The main advantage of the STOP-Bang scores is its flexibility to use different scores for different populations. For example, in a bariatric population, a STOP-Bang score of greater than or equal to 4 can be used. On the other hand, in an ENT population, where we would like to identify a majority of patients with moderate-severe OSA, a STOP-Bang score of greater than or equal to 5 can be used. In the sleep clinic population, as the STOP-Bang score cut-off increased from 3 to 8, the specificity increased from 52% to 100%, and the PPV increased continuously from 93% to 100% for any OSA (AHI greater than or equal to 5). A similar pattern was seen in the surgical population, as the STOP-Bang score cutoff increased from 3 to greater than or equal to 7, the specificity increased from 40% to 98%, and the PPV increased from 75% to 82% for any OSA (AHI greater than or equal to 5) (Nagappa et al. PLoS One. 2015;10[12]:e0143697).
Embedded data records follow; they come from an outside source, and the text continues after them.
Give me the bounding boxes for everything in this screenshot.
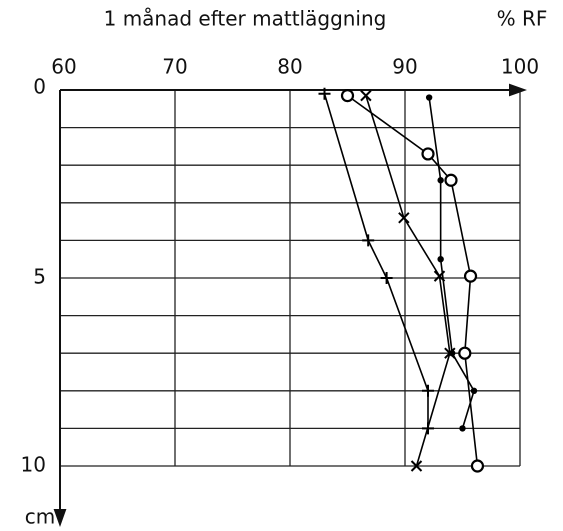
marker xyxy=(470,387,478,394)
marker xyxy=(425,94,433,101)
marker xyxy=(437,177,444,184)
x-tick-label: 100 xyxy=(501,55,539,79)
y-tick-label: 5 xyxy=(33,265,46,289)
x-tick-label: 70 xyxy=(162,55,187,79)
marker xyxy=(422,384,434,397)
marker xyxy=(470,459,485,473)
x-tick-label: 60 xyxy=(51,55,76,79)
y-tick-label: 10 xyxy=(21,453,46,477)
marker xyxy=(318,87,331,100)
series-line xyxy=(347,94,479,467)
marker xyxy=(360,89,372,102)
marker xyxy=(444,173,458,187)
marker xyxy=(398,212,410,224)
marker xyxy=(362,234,375,247)
chart-title: 1 månad efter mattläggning xyxy=(104,7,387,31)
y-tick-label: 0 xyxy=(33,75,46,99)
x-tick-label: 80 xyxy=(277,55,302,79)
marker xyxy=(380,272,393,284)
y-axis-arrow xyxy=(53,509,67,527)
marker xyxy=(437,256,444,263)
marker xyxy=(444,347,456,359)
axes xyxy=(53,83,527,527)
marker xyxy=(421,147,435,161)
marker xyxy=(340,89,355,103)
marker xyxy=(459,425,466,432)
x-axis-arrow xyxy=(509,83,527,97)
x-axis-label: % RF xyxy=(497,7,548,31)
series-line xyxy=(323,93,429,429)
marker xyxy=(458,346,472,360)
marker xyxy=(463,269,478,283)
marker xyxy=(433,270,446,282)
marker xyxy=(422,422,434,435)
series-line xyxy=(428,97,475,429)
grid xyxy=(59,89,521,467)
x-tick-label: 90 xyxy=(392,55,417,79)
marker xyxy=(410,460,423,472)
y-axis-label: cm xyxy=(25,505,55,529)
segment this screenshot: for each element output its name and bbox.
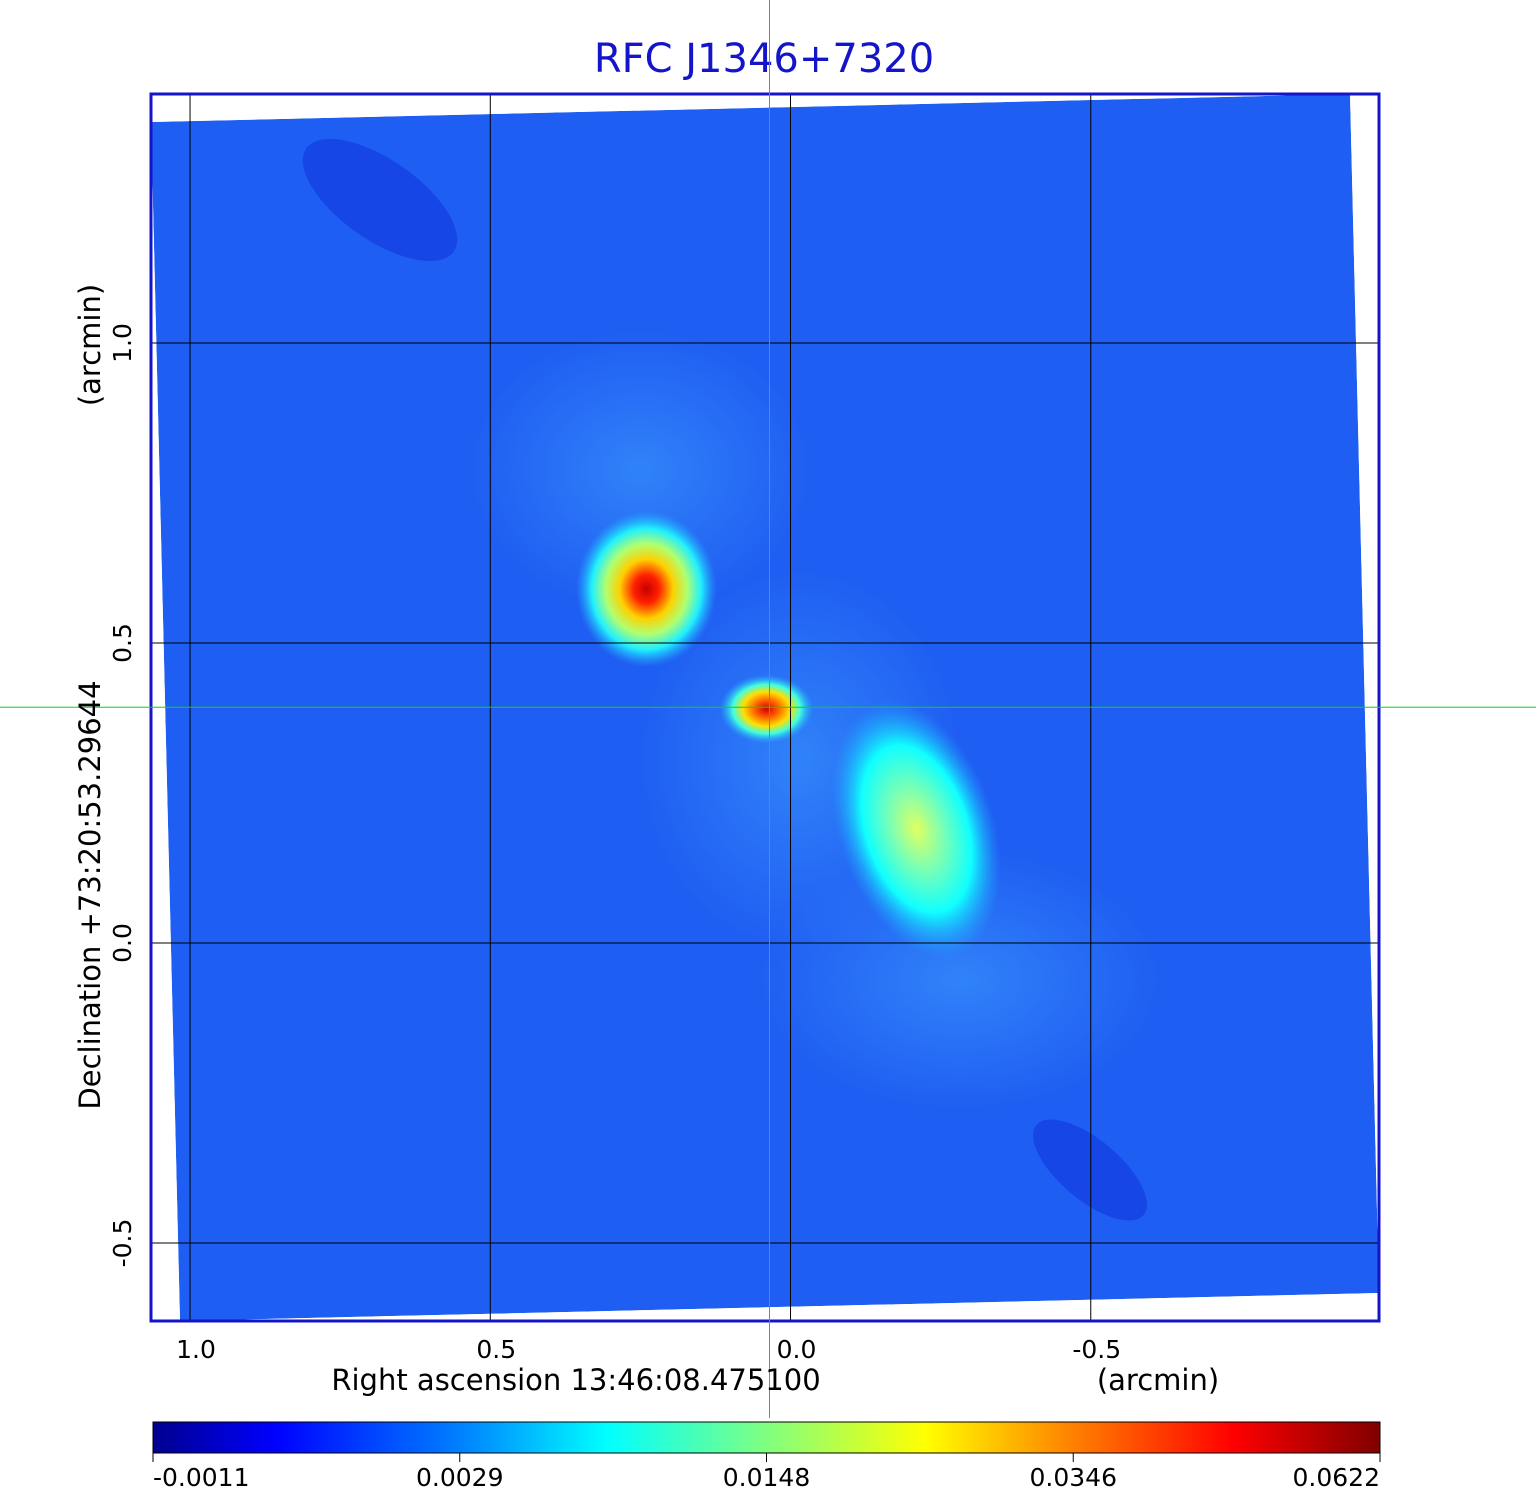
x-tick-label: 0.5 bbox=[476, 1335, 516, 1364]
colorbar-tick-label: 0.0622 bbox=[1293, 1463, 1380, 1492]
dark-streak-southeast bbox=[1033, 1119, 1147, 1221]
diffuse-emission-north bbox=[470, 330, 810, 610]
y-tick-label: 0.0 bbox=[108, 923, 137, 963]
x-tick-label: 0.0 bbox=[777, 1335, 817, 1364]
source-2 bbox=[719, 674, 814, 744]
colorbar bbox=[152, 1421, 1381, 1454]
x-tick-labels: 1.0 0.5 0.0 -0.5 bbox=[176, 1335, 1121, 1364]
sources-layer bbox=[576, 511, 1002, 958]
colorbar-tick-label: 0.0148 bbox=[723, 1463, 810, 1492]
source-1 bbox=[576, 511, 717, 667]
x-axis-label: Right ascension 13:46:08.475100 bbox=[331, 1363, 820, 1397]
x-axis-unit: (arcmin) bbox=[1097, 1363, 1219, 1397]
y-tick-label: 0.5 bbox=[108, 623, 137, 663]
colorbar-tick-label: 0.0029 bbox=[416, 1463, 503, 1492]
colorbar-tick-label: -0.0011 bbox=[153, 1463, 250, 1492]
y-tick-label: 1.0 bbox=[108, 323, 137, 363]
y-axis-label: Declination +73:20:53.29644 bbox=[73, 680, 107, 1109]
dark-streak-northwest bbox=[302, 138, 458, 262]
y-axis-unit: (arcmin) bbox=[73, 284, 107, 406]
y-tick-labels: 1.0 0.5 0.0 -0.5 bbox=[108, 323, 137, 1267]
chart-title: RFC J1346+7320 bbox=[594, 36, 934, 82]
colorbar-ticks: -0.0011 0.0029 0.0148 0.0346 0.0622 bbox=[152, 1453, 1381, 1492]
x-tick-label: 1.0 bbox=[176, 1335, 216, 1364]
colorbar-tick-label: 0.0346 bbox=[1030, 1463, 1117, 1492]
y-tick-label: -0.5 bbox=[108, 1219, 137, 1268]
source-3 bbox=[831, 700, 1002, 958]
x-tick-label: -0.5 bbox=[1072, 1335, 1121, 1364]
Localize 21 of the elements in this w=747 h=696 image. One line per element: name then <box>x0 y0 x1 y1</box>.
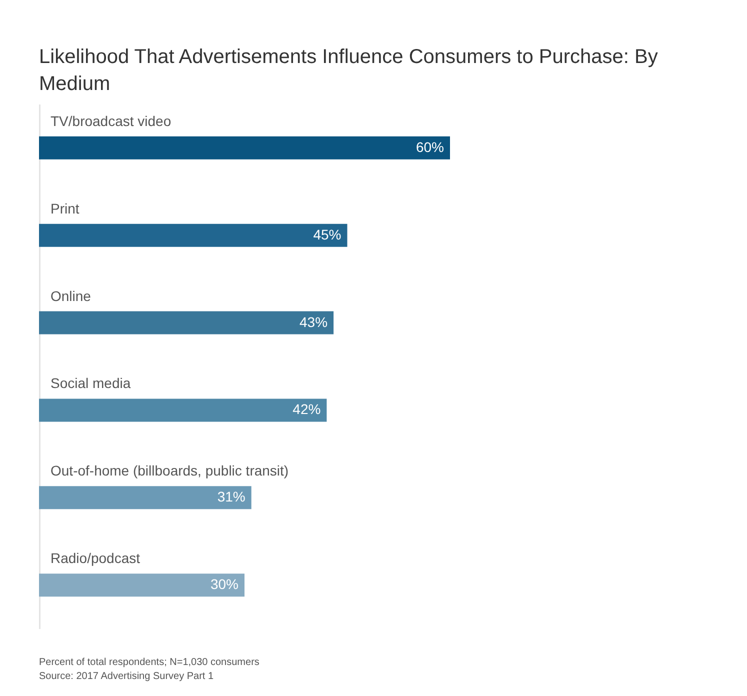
data-label: 45% <box>313 226 342 242</box>
y-tick-label: Online <box>50 288 92 304</box>
data-label: 42% <box>292 401 321 418</box>
chart-title: Likelihood That Advertisements Influence Consumers to Purchase: By Medium <box>39 45 659 97</box>
bar <box>39 311 334 334</box>
text: Percent of total respondents; N=1,030 consumers <box>39 656 260 670</box>
data-label: 30% <box>210 576 238 592</box>
data-label: 60% <box>416 138 444 155</box>
bar <box>39 224 348 247</box>
bar <box>39 574 244 597</box>
y-tick-label: Social media <box>50 375 131 392</box>
bar <box>39 136 450 160</box>
y-tick-label: Radio/podcast <box>50 550 140 566</box>
bar <box>39 398 327 422</box>
y-tick-label: Print <box>50 200 80 216</box>
y-tick-label: Out-of-home (billboards, public transit) <box>50 462 289 479</box>
source-note: Source: 2017 Advertising Survey Part 1 <box>39 670 215 684</box>
bar <box>39 486 252 510</box>
data-label: 31% <box>217 488 246 505</box>
data-label: 43% <box>300 314 328 330</box>
y-tick-label: TV/broadcast video <box>50 112 172 129</box>
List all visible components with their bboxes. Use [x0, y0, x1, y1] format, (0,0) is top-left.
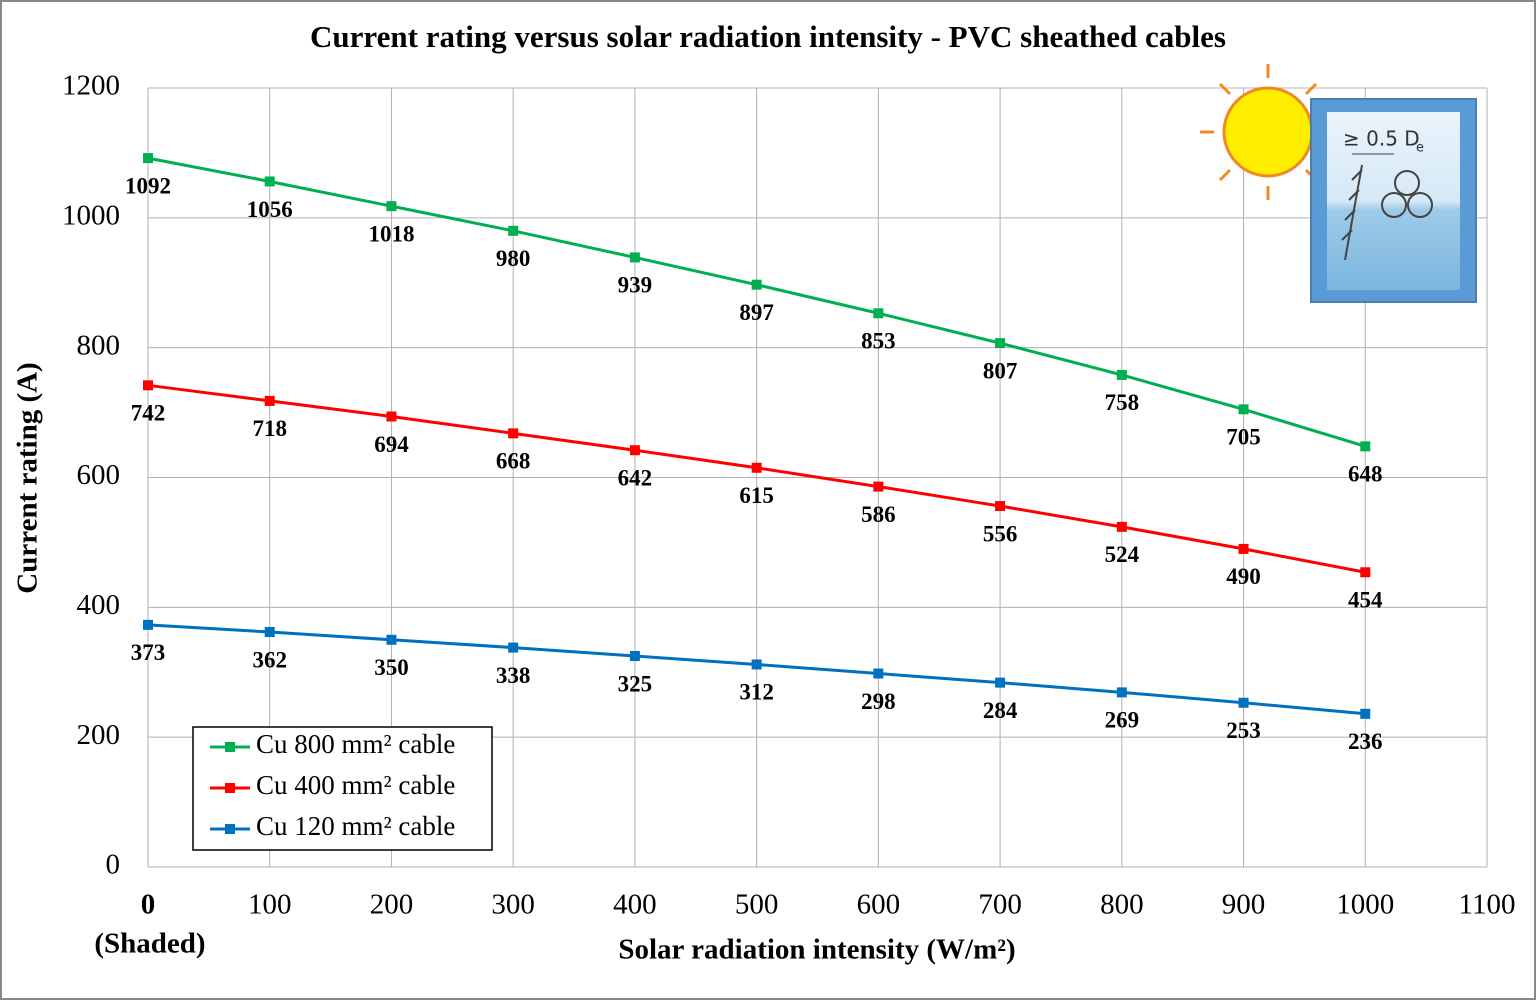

Regional practices should decide the appropriate threshold of screening tests, after considering the implications for missed diagnoses and cost of care. There is a trade-off between sensitivity and specificity. At lower thresholds, there is improved sensitivity with potentially increased resource utilization, whereas increasing the threshold will result in loss of sensitivity and increased false-negative rates but improved resource utilization. A higher threshold should be adopted in the population with a lower prevalence of OSA.